1938年 6月
ニューヨーク市美術協会の展覧会
世界恐慌のニューヨークでは、政府が主導したWPAの他にも、市が主催する美術展覧会(Municipal Art Exhibition)も開かれました。 これは、美術作品の展示を通して街を活性化させ、芸術に対する興味関心と購買意欲を促進させることを目的にした市の文化事業でした。そこでまず1934年2月にロック・フェラー・センターで市民美術展(First Municipal Art Exhibition)が開かれます。ところが、会場となったロック・フェラー・センターでは、この展覧会が開催される直前にメキシコ人画家ディエゴ・リベラ(Diego Rivera)の壁画《十字路に立つ人(Man, at the Crossroads)》が破壊されるという出来事が起こりました。壁画が破壊された背景には、そこに共産主義者が描かれていたことが原因だとされており、これに抗議した画家たちは、美術委員会(Artists’ Committee of Action)を組織することとムニシパル・アート・ギャラリーを開設することを市長に提案しました。
そして1934年6月に美術、舞台、音楽といった芸術の普及事業としてニューヨーク市美術委員会(New York Municipal Art Committee)が発足。1935年からテンポラリー・ギャラリーで、ニューヨーク市美術委員会主催の展覧会を開催していいきます。三週間ごとに展示を入れ替える方針で始まった同展覧会は、当初、出品資格が、アメリカの市民権を持つ者に限られていました。しかし、国吉康雄の出品を巡り市民権が無い芸術家も出品できることに条項が改正されました。
そして1938年6月に開かれたニューヨーク市民美術委員会の第31回展には、日本人芸術家がグループで参加しました。この展覧会は、現時点では出品目録が確認されていないため、展示作品の詳細は不明ですが、当時の新聞記事から同展には、石垣栄太郎、門脇ロイ、国吉康雄、宮本要、永井トーマス、 中溝不二、鈴木盛、保忠蔵、亘理武夫の少なくとも9名16点の作品が展示されたことがわかります。
同展覧会について、『タイムズ』はこう述べています。
「グループの9名の画家は全員日本生まれであり、16点の作品のうち、トーマス永井の二点の水彩画の風景は伝統的な日本の芸術を暗示している。門脇ロイの《ボタニック・ガーデン》は唯一日本の主題であり、中溝不二の《チューダー・シティ―》は夏の夜の屋上で涼むアッパー・イースト・サイドの貧しい人々を描いた。昨日、展覧会で中溝不二は日本の画は売れないので、アメリカの技法でニューヨーク・シーンを描いたと述べていた。この展覧会で最も日本風でない作品は石垣栄太郎の《逃亡》と《戦争の犠牲者》で、 これらは日中戦争に巻き込まれた中国の人々を同情的に描いている」
(“Japanese Artists Have City Exhibit: Nine Show Works Here Slight Traditional Influence Seen,” New York Times, June 23, 1938)

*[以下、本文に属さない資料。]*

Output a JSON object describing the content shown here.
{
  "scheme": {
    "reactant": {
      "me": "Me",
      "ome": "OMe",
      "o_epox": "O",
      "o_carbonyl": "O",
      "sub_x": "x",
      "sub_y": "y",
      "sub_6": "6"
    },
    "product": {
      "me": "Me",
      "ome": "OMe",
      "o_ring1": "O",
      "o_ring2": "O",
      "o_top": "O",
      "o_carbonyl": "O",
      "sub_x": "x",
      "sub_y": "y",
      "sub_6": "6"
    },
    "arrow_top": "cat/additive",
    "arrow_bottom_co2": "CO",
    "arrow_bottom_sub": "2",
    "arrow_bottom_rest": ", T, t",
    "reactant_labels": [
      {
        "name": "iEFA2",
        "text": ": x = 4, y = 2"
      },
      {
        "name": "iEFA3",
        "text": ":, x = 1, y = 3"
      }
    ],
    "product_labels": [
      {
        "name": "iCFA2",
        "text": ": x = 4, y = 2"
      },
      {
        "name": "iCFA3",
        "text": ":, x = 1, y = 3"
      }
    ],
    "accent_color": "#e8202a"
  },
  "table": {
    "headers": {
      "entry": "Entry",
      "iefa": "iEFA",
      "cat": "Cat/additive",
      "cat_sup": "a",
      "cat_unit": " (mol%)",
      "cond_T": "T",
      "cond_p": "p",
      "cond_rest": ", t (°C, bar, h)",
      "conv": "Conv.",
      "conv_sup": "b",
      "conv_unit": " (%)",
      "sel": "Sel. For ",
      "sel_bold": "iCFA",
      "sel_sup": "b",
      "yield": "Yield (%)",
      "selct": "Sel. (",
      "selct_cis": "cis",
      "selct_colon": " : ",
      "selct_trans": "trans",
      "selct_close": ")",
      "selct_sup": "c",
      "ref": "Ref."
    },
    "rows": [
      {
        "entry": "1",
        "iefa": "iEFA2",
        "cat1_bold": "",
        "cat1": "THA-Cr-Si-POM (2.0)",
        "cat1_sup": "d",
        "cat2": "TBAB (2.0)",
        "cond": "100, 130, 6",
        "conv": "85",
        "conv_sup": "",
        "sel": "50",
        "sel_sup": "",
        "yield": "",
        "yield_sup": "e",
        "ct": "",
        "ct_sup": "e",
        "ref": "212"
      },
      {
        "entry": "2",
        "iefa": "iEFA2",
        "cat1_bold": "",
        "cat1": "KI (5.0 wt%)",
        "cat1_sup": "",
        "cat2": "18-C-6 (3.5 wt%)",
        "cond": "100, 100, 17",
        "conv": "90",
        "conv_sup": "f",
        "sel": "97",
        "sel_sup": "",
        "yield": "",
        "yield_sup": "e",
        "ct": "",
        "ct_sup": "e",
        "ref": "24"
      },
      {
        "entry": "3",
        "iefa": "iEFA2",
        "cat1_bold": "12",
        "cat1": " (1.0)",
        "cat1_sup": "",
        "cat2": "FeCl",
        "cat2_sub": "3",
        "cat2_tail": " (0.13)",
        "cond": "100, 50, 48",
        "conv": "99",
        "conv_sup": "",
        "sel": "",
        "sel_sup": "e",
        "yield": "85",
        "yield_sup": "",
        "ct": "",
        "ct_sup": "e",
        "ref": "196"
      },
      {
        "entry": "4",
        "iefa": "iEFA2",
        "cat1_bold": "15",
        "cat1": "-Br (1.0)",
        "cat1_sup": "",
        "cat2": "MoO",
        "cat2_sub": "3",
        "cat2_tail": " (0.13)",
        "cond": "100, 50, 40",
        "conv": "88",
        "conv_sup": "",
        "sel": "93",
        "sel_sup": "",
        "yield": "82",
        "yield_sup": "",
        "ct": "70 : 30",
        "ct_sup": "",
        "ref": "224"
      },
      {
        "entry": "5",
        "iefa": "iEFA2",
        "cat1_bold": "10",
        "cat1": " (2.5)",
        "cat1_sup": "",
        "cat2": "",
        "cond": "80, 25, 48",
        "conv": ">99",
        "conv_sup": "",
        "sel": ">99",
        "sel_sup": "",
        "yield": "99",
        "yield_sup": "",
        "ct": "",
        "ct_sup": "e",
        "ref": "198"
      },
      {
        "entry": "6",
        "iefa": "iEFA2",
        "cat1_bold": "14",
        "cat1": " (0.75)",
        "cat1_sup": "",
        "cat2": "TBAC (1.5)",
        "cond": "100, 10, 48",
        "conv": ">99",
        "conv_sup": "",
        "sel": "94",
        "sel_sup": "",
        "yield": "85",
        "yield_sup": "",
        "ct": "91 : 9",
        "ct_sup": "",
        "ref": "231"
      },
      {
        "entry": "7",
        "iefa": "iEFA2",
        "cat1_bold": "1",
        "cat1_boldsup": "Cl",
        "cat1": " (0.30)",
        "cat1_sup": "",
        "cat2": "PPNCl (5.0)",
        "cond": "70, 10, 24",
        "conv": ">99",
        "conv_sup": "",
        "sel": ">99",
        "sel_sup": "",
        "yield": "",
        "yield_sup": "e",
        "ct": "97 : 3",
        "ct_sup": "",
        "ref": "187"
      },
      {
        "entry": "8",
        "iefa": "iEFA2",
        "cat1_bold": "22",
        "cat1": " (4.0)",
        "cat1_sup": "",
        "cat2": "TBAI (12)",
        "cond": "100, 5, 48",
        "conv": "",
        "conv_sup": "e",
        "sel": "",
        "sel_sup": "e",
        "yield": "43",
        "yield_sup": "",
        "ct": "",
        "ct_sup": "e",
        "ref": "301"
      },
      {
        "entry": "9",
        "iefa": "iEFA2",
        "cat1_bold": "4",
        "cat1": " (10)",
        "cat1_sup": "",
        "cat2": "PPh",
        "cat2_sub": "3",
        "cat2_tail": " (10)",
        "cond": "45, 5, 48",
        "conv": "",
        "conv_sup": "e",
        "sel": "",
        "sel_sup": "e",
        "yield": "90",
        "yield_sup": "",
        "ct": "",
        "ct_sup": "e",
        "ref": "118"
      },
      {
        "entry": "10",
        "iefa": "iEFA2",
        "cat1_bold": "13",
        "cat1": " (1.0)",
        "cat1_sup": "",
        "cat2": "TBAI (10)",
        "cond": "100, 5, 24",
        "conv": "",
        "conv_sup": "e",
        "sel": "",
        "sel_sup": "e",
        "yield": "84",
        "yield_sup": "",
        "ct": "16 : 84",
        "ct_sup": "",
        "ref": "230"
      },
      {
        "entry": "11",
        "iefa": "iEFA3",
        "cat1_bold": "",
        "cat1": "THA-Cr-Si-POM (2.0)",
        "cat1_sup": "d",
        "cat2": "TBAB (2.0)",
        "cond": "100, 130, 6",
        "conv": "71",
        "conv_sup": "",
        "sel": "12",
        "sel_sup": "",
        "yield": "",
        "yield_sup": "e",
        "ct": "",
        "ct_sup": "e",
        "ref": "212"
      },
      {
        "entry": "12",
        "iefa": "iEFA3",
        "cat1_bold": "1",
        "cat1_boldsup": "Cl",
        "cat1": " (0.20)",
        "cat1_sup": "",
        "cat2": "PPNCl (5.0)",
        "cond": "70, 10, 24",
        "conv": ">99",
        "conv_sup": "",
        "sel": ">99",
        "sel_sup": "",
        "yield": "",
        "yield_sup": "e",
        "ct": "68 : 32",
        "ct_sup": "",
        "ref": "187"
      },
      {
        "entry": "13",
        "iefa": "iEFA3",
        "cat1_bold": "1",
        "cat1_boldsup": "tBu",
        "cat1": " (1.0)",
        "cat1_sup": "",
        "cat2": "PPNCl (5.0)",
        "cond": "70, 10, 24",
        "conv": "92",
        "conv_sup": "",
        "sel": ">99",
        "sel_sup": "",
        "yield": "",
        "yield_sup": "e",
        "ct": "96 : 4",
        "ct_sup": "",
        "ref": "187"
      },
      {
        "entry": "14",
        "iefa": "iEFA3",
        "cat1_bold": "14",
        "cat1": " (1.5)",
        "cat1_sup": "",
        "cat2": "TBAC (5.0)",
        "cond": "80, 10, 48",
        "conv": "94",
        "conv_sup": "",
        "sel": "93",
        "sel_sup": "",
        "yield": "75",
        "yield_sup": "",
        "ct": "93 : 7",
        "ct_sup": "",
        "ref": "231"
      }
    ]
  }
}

また 『ヘラルド・トリビューン』 にはこう記されています。
「いくつかの作品は明らかに反戦を描いている。石垣栄太郎のドラマチックな《逃亡》や《戦争の犠牲者》は日本の爆撃や略奪かを題材にしている。他の作品はより叙情的な傾向に描いている。過去と個人的なつながりを想像的に構成させた、鈴木盛の《追憶》、やさしく気まぐれな、保忠蔵の《ガスタンクと花々》、国吉康雄は巧妙な色の《横たわる人体》を出品している。そして門脇ロイ、宮本要、永井トーマス、中溝不二、亘理武夫、山崎近道の作品がある」
(“Notes and Comment on Events in Art: Municipal Show,” New York Herald Tribune, June 26, 1938).
ニューヨーク市民美術展覧会の第31回展は、日本人芸術家が日中戦争の開戦の前に申し込んでいたものが、1938年にようやく順番が回ってきたものでした。そのため当初、出品を予定していた芸術家の中には、日中戦争を巡る情勢悪化を理由に出品を取りやめる者もいました。しかし、それでも同展覧会に出品した芸術家は、すべてアメリカの市民権が無い一世の日本人だったのです。彼らはアメリカで生活する市民権が無い日本人として難しい立場にありながらも、ニューヨーク市主催の展覧会に反戦をテーマにした絵や叙情的なアメリカン・シーンの作品を展示することで、世界情勢に翻弄される自身の危うく不安定な立場を訴えたのでしょう。